I was talking with Mike the other day. Fretful conversation. It helped solidify my contention that one must externalize ones thoughts if you want to think. You need to write your thoughts down or talk with someone else. The actual process of externalizing your thoughts forces you to do one level of thinking. It reminded me of a course I took in high school called The History of Western Philosophy. Specifically Plato wrote mainly in what is called dialectic. Here is a good example of that in Plato’s writing called The Symposium.

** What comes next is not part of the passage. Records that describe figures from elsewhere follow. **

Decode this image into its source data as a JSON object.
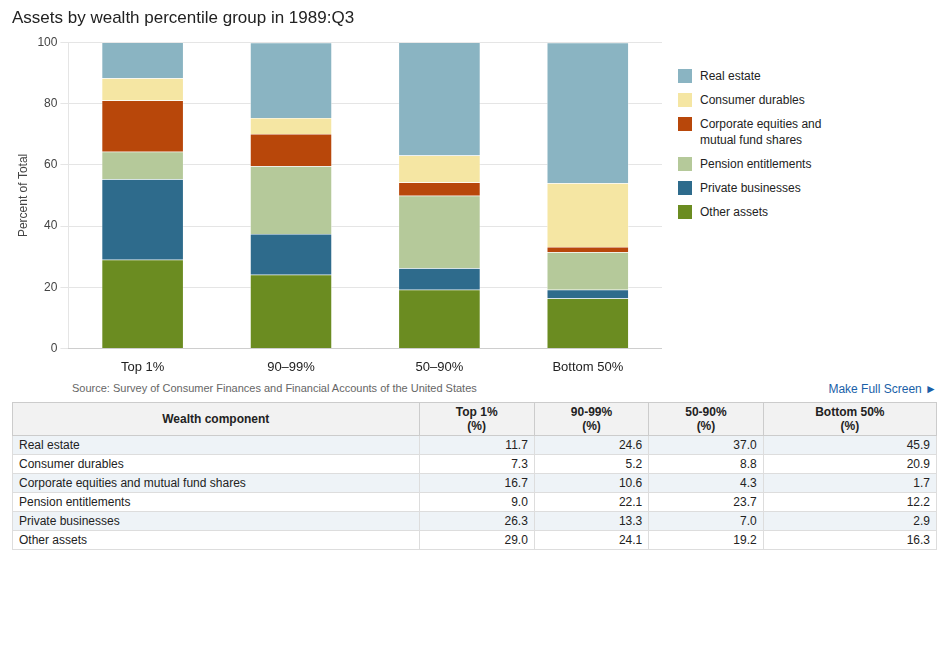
{
  "chart_data": {
    "type": "bar",
    "title": "Assets by wealth percentile group in 1989:Q3",
    "ylabel": "Percent of Total",
    "categories": [
      "Top 1%",
      "90–99%",
      "50–90%",
      "Bottom 50%"
    ],
    "series": [
      {
        "name": "Other assets",
        "color": "#6b8c21",
        "values": [
          29.0,
          24.1,
          19.2,
          16.3
        ]
      },
      {
        "name": "Private businesses",
        "color": "#2e6b8c",
        "values": [
          26.3,
          13.3,
          7.0,
          2.9
        ]
      },
      {
        "name": "Pension entitlements",
        "color": "#b5c99a",
        "values": [
          9.0,
          22.1,
          23.7,
          12.2
        ]
      },
      {
        "name": "Corporate equities and\nmutual fund shares",
        "color": "#b8470a",
        "values": [
          16.7,
          10.6,
          4.3,
          1.7
        ]
      },
      {
        "name": "Consumer durables",
        "color": "#f5e6a3",
        "values": [
          7.3,
          5.2,
          8.8,
          20.9
        ]
      },
      {
        "name": "Real estate",
        "color": "#8ab4c2",
        "values": [
          11.7,
          24.6,
          37.0,
          45.9
        ]
      }
    ],
    "stacked": true,
    "ylim": [
      0,
      100
    ],
    "yticks": [
      0,
      20,
      40,
      60,
      80,
      100
    ],
    "grid": true,
    "legend": "right",
    "source": "Source: Survey of Consumer Finances and Financial Accounts of the United States",
    "annotations": [
      "Make Full Screen ►"
    ],
    "table": {
      "headers": [
        "Wealth component",
        "Top 1%\n(%)",
        "90-99%\n(%)",
        "50-90%\n(%)",
        "Bottom 50%\n(%)"
      ],
      "rows": [
        [
          "Real estate",
          "11.7",
          "24.6",
          "37.0",
          "45.9"
        ],
        [
          "Consumer durables",
          "7.3",
          "5.2",
          "8.8",
          "20.9"
        ],
        [
          "Corporate equities and mutual fund shares",
          "16.7",
          "10.6",
          "4.3",
          "1.7"
        ],
        [
          "Pension entitlements",
          "9.0",
          "22.1",
          "23.7",
          "12.2"
        ],
        [
          "Private businesses",
          "26.3",
          "13.3",
          "7.0",
          "2.9"
        ],
        [
          "Other assets",
          "29.0",
          "24.1",
          "19.2",
          "16.3"
        ]
      ]
    }
  }
}
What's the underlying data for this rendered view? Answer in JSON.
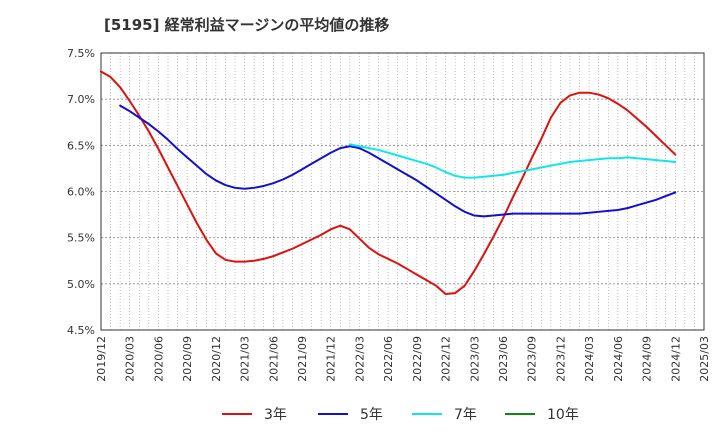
{
  "chart_data": {
    "type": "line",
    "title": "[5195]  経常利益マージンの平均値の推移",
    "xlabel": "",
    "ylabel": "",
    "ylim": [
      4.5,
      7.5
    ],
    "grid": true,
    "legend_position": "bottom",
    "x_ticks": [
      "2019/12",
      "2020/03",
      "2020/06",
      "2020/09",
      "2020/12",
      "2021/03",
      "2021/06",
      "2021/09",
      "2021/12",
      "2022/03",
      "2022/06",
      "2022/09",
      "2022/12",
      "2023/03",
      "2023/06",
      "2023/09",
      "2023/12",
      "2024/03",
      "2024/06",
      "2024/09",
      "2024/12",
      "2025/03"
    ],
    "y_ticks": [
      "4.5%",
      "5.0%",
      "5.5%",
      "6.0%",
      "6.5%",
      "7.0%",
      "7.5%"
    ],
    "series": [
      {
        "name": "3年",
        "color": "#dd1111",
        "x": [
          "2019/12",
          "2020/01",
          "2020/02",
          "2020/03",
          "2020/04",
          "2020/05",
          "2020/06",
          "2020/07",
          "2020/08",
          "2020/09",
          "2020/10",
          "2020/11",
          "2020/12",
          "2021/01",
          "2021/02",
          "2021/03",
          "2021/04",
          "2021/05",
          "2021/06",
          "2021/07",
          "2021/08",
          "2021/09",
          "2021/10",
          "2021/11",
          "2021/12",
          "2022/01",
          "2022/02",
          "2022/03",
          "2022/04",
          "2022/05",
          "2022/06",
          "2022/07",
          "2022/08",
          "2022/09",
          "2022/10",
          "2022/11",
          "2022/12",
          "2023/01",
          "2023/02",
          "2023/03",
          "2023/04",
          "2023/05",
          "2023/06",
          "2023/07",
          "2023/08",
          "2023/09",
          "2023/10",
          "2023/11",
          "2023/12",
          "2024/01",
          "2024/02",
          "2024/03",
          "2024/04",
          "2024/05",
          "2024/06",
          "2024/07",
          "2024/08",
          "2024/09",
          "2024/10",
          "2024/11",
          "2024/12"
        ],
        "values": [
          7.3,
          7.24,
          7.13,
          6.98,
          6.82,
          6.65,
          6.46,
          6.26,
          6.06,
          5.86,
          5.66,
          5.48,
          5.33,
          5.26,
          5.24,
          5.24,
          5.25,
          5.27,
          5.3,
          5.34,
          5.38,
          5.43,
          5.48,
          5.53,
          5.59,
          5.63,
          5.59,
          5.49,
          5.39,
          5.32,
          5.27,
          5.22,
          5.16,
          5.1,
          5.04,
          4.98,
          4.89,
          4.9,
          4.98,
          5.14,
          5.32,
          5.51,
          5.71,
          5.93,
          6.14,
          6.36,
          6.57,
          6.8,
          6.96,
          7.04,
          7.07,
          7.07,
          7.05,
          7.01,
          6.95,
          6.88,
          6.79,
          6.7,
          6.6,
          6.5,
          6.4
        ]
      },
      {
        "name": "5年",
        "color": "#1111cc",
        "x": [
          "2020/02",
          "2020/03",
          "2020/04",
          "2020/05",
          "2020/06",
          "2020/07",
          "2020/08",
          "2020/09",
          "2020/10",
          "2020/11",
          "2020/12",
          "2021/01",
          "2021/02",
          "2021/03",
          "2021/04",
          "2021/05",
          "2021/06",
          "2021/07",
          "2021/08",
          "2021/09",
          "2021/10",
          "2021/11",
          "2021/12",
          "2022/01",
          "2022/02",
          "2022/03",
          "2022/04",
          "2022/05",
          "2022/06",
          "2022/07",
          "2022/08",
          "2022/09",
          "2022/10",
          "2022/11",
          "2022/12",
          "2023/01",
          "2023/02",
          "2023/03",
          "2023/04",
          "2023/05",
          "2023/06",
          "2023/07",
          "2023/08",
          "2023/09",
          "2023/10",
          "2023/11",
          "2023/12",
          "2024/01",
          "2024/02",
          "2024/03",
          "2024/04",
          "2024/05",
          "2024/06",
          "2024/07",
          "2024/08",
          "2024/09",
          "2024/10",
          "2024/11",
          "2024/12"
        ],
        "values": [
          6.93,
          6.87,
          6.8,
          6.73,
          6.65,
          6.56,
          6.46,
          6.37,
          6.28,
          6.19,
          6.12,
          6.07,
          6.04,
          6.03,
          6.04,
          6.06,
          6.09,
          6.13,
          6.18,
          6.24,
          6.3,
          6.36,
          6.42,
          6.47,
          6.49,
          6.47,
          6.42,
          6.36,
          6.3,
          6.24,
          6.18,
          6.12,
          6.05,
          5.98,
          5.91,
          5.84,
          5.78,
          5.74,
          5.73,
          5.74,
          5.75,
          5.76,
          5.76,
          5.76,
          5.76,
          5.76,
          5.76,
          5.76,
          5.76,
          5.77,
          5.78,
          5.79,
          5.8,
          5.82,
          5.85,
          5.88,
          5.91,
          5.95,
          5.99
        ]
      },
      {
        "name": "7年",
        "color": "#11e6e6",
        "x": [
          "2022/02",
          "2022/03",
          "2022/04",
          "2022/05",
          "2022/06",
          "2022/07",
          "2022/08",
          "2022/09",
          "2022/10",
          "2022/11",
          "2022/12",
          "2023/01",
          "2023/02",
          "2023/03",
          "2023/04",
          "2023/05",
          "2023/06",
          "2023/07",
          "2023/08",
          "2023/09",
          "2023/10",
          "2023/11",
          "2023/12",
          "2024/01",
          "2024/02",
          "2024/03",
          "2024/04",
          "2024/05",
          "2024/06",
          "2024/07",
          "2024/08",
          "2024/09",
          "2024/10",
          "2024/11",
          "2024/12"
        ],
        "values": [
          6.51,
          6.49,
          6.47,
          6.45,
          6.42,
          6.39,
          6.36,
          6.33,
          6.3,
          6.26,
          6.21,
          6.17,
          6.15,
          6.15,
          6.16,
          6.17,
          6.18,
          6.2,
          6.22,
          6.24,
          6.26,
          6.28,
          6.3,
          6.32,
          6.33,
          6.34,
          6.35,
          6.36,
          6.36,
          6.37,
          6.36,
          6.35,
          6.34,
          6.33,
          6.32
        ]
      },
      {
        "name": "10年",
        "color": "#118811",
        "x": [],
        "values": []
      }
    ]
  }
}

The other lesson is that learning is painful. Here is Plato’s Cave Allegory. Read it. Remember Plato did not have projectors in his day. I think Plato makes the case that being exposed to knowledge can be painful. Then once you know something to try and explain it to others often leads to ridicule
Plato has a theory called Forms. We all know what a lamp is. If you take your lamp and remove its light source is it still a lamp? If you take away the base of the lamp is it still a lamp? As you remove things from the lamp when does it stop being a lamp? Plato would contend that there is an ultimate idea of what a lamp is. All other lamps meet that definition to more or less degree. The closer it gets to this ultimate definition of lamp the better the lamp is. The more “good” the lamp is. The word sin is a Greek archery term that means “to miss the mark”. We all more or less missing the mark.